PATASKALA, Ohio -- Former Massachusetts Gov. Mitt Romney launched the Ohio leg of his 2012 presidential bid Wednesday, using a suburban Columbus factory to make the case that "China cheats" when it comes to trade.
"When people steal what is ours, it makes it very difficult for trade to work for us. For too long, we've let China cheat," he told a crowd of about 200 supporters who braved sweltering heat inside a Screen Machine Industries plant in Pataskala, about 20 miles east of the state capital.
The Ohio event, his first of the campaign, was squeezed between a pair of fund-raisers in Columbus and Cleveland.
The contender for the Republican nomination said President Obama has failed to live up to his campaign promise to take China "to the mat'' on trade. Mr. Romney said China manipulates its currency to inflate the prices of U.S. goods in comparison to domestic products and steals U.S. intellectual property and brand names to sell as its own.

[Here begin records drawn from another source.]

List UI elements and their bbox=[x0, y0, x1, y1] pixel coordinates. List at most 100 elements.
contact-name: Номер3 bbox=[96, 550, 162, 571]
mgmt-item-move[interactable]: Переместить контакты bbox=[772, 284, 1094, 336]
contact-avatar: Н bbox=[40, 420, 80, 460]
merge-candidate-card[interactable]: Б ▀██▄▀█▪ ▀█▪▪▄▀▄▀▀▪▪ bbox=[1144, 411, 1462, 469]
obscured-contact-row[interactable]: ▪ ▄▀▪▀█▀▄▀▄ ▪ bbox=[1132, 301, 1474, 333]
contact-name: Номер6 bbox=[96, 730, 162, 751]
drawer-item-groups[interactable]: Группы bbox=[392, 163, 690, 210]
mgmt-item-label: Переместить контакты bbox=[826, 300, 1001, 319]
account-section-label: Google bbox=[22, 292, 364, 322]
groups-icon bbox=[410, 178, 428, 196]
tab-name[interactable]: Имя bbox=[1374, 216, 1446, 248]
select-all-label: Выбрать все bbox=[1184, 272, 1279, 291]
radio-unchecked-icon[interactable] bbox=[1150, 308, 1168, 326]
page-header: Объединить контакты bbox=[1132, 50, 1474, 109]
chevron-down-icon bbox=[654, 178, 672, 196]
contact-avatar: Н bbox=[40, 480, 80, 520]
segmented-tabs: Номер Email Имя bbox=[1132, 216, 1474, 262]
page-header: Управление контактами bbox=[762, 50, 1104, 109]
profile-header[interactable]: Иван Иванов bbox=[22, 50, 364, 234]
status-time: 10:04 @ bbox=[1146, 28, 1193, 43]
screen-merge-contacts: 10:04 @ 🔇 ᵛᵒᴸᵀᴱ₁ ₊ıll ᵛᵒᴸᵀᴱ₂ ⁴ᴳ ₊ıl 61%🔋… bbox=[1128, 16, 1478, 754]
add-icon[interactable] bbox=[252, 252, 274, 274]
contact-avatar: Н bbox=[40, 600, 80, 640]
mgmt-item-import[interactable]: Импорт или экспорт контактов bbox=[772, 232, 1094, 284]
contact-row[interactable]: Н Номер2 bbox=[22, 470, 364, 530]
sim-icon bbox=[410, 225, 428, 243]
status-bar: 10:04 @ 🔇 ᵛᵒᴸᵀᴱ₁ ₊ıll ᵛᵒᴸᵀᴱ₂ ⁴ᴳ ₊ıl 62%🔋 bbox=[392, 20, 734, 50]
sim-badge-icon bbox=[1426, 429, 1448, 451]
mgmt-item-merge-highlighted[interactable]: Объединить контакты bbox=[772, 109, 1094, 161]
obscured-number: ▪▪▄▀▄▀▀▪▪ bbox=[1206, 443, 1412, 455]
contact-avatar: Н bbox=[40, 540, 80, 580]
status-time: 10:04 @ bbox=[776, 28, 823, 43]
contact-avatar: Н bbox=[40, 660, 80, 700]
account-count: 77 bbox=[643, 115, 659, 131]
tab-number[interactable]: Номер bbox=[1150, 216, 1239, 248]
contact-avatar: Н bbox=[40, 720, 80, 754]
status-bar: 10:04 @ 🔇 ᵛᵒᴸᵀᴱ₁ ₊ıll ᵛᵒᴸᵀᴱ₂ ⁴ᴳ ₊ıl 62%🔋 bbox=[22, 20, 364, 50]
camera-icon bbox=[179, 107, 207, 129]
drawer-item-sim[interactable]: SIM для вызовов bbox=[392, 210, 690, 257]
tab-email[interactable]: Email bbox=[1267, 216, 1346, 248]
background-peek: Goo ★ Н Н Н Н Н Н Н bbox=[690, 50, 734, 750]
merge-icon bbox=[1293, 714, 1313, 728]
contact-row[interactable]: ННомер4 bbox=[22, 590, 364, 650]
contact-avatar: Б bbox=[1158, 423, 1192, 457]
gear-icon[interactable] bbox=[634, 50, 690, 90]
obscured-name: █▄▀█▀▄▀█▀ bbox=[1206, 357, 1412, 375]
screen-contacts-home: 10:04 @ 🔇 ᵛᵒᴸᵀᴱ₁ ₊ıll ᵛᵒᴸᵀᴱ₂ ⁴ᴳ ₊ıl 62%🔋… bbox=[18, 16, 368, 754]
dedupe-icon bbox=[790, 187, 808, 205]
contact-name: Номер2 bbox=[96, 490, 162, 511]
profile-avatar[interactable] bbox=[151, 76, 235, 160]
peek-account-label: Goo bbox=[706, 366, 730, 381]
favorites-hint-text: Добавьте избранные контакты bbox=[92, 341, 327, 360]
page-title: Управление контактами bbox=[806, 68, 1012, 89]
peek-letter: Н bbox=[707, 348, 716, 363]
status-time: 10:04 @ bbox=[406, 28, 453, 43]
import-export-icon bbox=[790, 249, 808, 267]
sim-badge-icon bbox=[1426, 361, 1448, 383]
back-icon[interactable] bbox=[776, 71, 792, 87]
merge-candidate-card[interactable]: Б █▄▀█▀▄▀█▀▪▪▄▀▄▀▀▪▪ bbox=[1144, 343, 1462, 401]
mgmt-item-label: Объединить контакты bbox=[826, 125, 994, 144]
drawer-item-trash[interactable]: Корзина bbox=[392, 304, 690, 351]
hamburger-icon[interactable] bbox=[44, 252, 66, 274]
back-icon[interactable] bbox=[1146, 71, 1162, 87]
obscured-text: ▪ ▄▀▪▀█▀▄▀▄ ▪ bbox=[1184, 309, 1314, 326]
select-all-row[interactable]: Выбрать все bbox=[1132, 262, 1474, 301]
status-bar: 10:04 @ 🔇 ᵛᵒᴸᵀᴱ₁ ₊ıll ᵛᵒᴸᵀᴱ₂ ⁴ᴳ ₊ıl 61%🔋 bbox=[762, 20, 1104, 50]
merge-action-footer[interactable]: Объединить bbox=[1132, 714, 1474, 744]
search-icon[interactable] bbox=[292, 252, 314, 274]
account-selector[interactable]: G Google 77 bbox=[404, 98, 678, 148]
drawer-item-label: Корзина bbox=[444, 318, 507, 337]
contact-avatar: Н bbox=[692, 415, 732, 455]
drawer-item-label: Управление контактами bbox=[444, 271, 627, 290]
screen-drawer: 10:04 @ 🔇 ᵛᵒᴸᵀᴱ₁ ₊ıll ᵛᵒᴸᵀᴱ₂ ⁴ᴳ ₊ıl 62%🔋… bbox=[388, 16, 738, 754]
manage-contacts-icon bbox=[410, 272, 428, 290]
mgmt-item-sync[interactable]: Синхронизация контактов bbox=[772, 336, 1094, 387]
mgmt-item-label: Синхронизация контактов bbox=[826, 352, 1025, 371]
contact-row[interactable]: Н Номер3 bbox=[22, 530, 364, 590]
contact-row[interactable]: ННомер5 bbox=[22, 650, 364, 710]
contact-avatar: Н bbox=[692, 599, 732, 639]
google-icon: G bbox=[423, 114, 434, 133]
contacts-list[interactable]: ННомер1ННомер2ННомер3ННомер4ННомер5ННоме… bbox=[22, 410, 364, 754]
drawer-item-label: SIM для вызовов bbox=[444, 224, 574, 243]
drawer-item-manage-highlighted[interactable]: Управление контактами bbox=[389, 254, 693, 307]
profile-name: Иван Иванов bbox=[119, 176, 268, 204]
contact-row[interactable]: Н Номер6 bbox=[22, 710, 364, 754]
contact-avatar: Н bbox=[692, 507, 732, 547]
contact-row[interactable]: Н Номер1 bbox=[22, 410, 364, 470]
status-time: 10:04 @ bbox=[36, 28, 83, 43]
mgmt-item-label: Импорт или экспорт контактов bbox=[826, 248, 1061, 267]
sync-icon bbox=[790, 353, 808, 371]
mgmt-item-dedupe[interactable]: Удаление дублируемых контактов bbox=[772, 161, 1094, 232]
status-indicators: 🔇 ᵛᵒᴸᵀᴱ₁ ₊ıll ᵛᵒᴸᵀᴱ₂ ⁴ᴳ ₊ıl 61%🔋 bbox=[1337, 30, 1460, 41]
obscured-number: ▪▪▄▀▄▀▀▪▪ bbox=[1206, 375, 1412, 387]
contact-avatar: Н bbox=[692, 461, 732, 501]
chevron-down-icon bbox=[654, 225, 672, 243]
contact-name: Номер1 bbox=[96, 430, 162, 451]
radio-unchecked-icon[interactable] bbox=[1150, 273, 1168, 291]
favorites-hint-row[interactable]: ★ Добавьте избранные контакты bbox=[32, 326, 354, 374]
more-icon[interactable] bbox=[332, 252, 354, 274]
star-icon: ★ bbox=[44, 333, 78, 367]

He also challenged Mr. Obama on deficit spending, taxes, and regulation, arguing that together they create uncertainty for business and discourage growth.
"What's happened in the last few years is the introduction of greater and greater uncertainty on top of recession," he said. "As a result, the recession has been made deeper and longer than it should have been. This so-called recovery is extraordinarily anemic."
Mr. Romney is the son of former Michigan Gov. George W. Romney.
He donned safety goggles as he toured the plant, which makes portable equipment for crushing and screening materials for the mining, recycling, and construction industries.
Screen Machine's president, Steven Cohen, appears in a video on Mr. Romney's campaign Web site on the issue of trade with China. The company, which has taken advantage of some economic stimulus grants that had been championed by Mr. Obama, has had some success selling its products in China.
"Just because we're having some success there doesn't mean it's easy," Mr. Cohen said. "It's a very, very difficult process. It's a lot easier to do business and negotiate in the United States than it is to do business overseas. … Every single policy that occurs in the United States that does not occur in any other country is a disadvantage to American businesses."
During his speech, Mr. Romney briefly touched on the issue of federal spending.
When questioned later by reporters, he declined to take a position specifically on the proposal being pushed by House Speaker John Boehner (R., Ohio) that ties raising the federal debt ceiling strictly to spending cuts.
"My view is we need a president who agrees to cut, cap, and balance the federal budget,'' he said. "That's my position. There are people who are working on a series of negotiations right now. I'm not going to comment on the day-to-day negotiating process.''
Mr. Romney started out in 2006 as the front-runner for the GOP nomination, but he had surrendered that status to Arizona Sen. John McCain by the time attention turned to Ohio. His renewed campaign for the White House in 2012 received a boost Wednesday in the form of an endorsement from former Ohio governor and U.S. senator George Voinovich.
Also on the list of Ohio endorsements released by the campaign were state Sen. Mark Wagoner (R., Ottawa Hills), Rep. Randy Gardner (R., Bowling Green), and Rep. Bruce Goodwin (R., Defiance).
Absent from that list was Gov. John Kasich.
"He'd like to have that," Mr. Kasich said after opening the Ohio State Fair. "Right now, I'm not really engaged in that. I like Romney a lot. The best thing about Mitt Romney is that he's been a problem solver. … He has great experience in job creation. He was a good governor."
Ohio Democratic Party Chairman Chris Redfern accused Mr. Romney of paying lip service to manufacturing during his quick trip to the battleground state while opposing Mr. Obama's efforts, such as the bailouts of General Motors and Chrysler, to shore up that sector.
"Mitt Romney has two fund-raisers, and Pataskala is a convenient backdrop for earned media between stops …," Mr. Redfern said. "Mitt Romney is treating Ohio as a flyover state where he will collect a few checks, get his name in the newspaper, and move on."
A Quinnipiac Poll released last week had Mr. Obama in a statistical tie with Mr. Romney among registered voters in Ohio, a state deemed critical to the President's re-election chances. Mr. Obama had a four-point lead, within the poll's margin of error of plus or minus 2.4 percentage points.
The same poll showed exactly half of all registered voters questioned disapproved of Mr. Obama's job performance, up five points since May.
Mr. Redfern dismissed the results of a separate, informal straw poll taken Friday at an Ohio Republican Party dinner in Cleveland in which Mr. Romney garnered the most support, 25 percent of about 600 people in the room.
"That means 75 percent of those attending support Herman Cain, Michele Bachmann, Newt Gingrich, and the rest," he said. "The candidates thus far on the Republican side don't reflect the values that are important in Ohio and the rest of the country. A commitment to manufacturing that is so vital to Ohio is so desperately needed."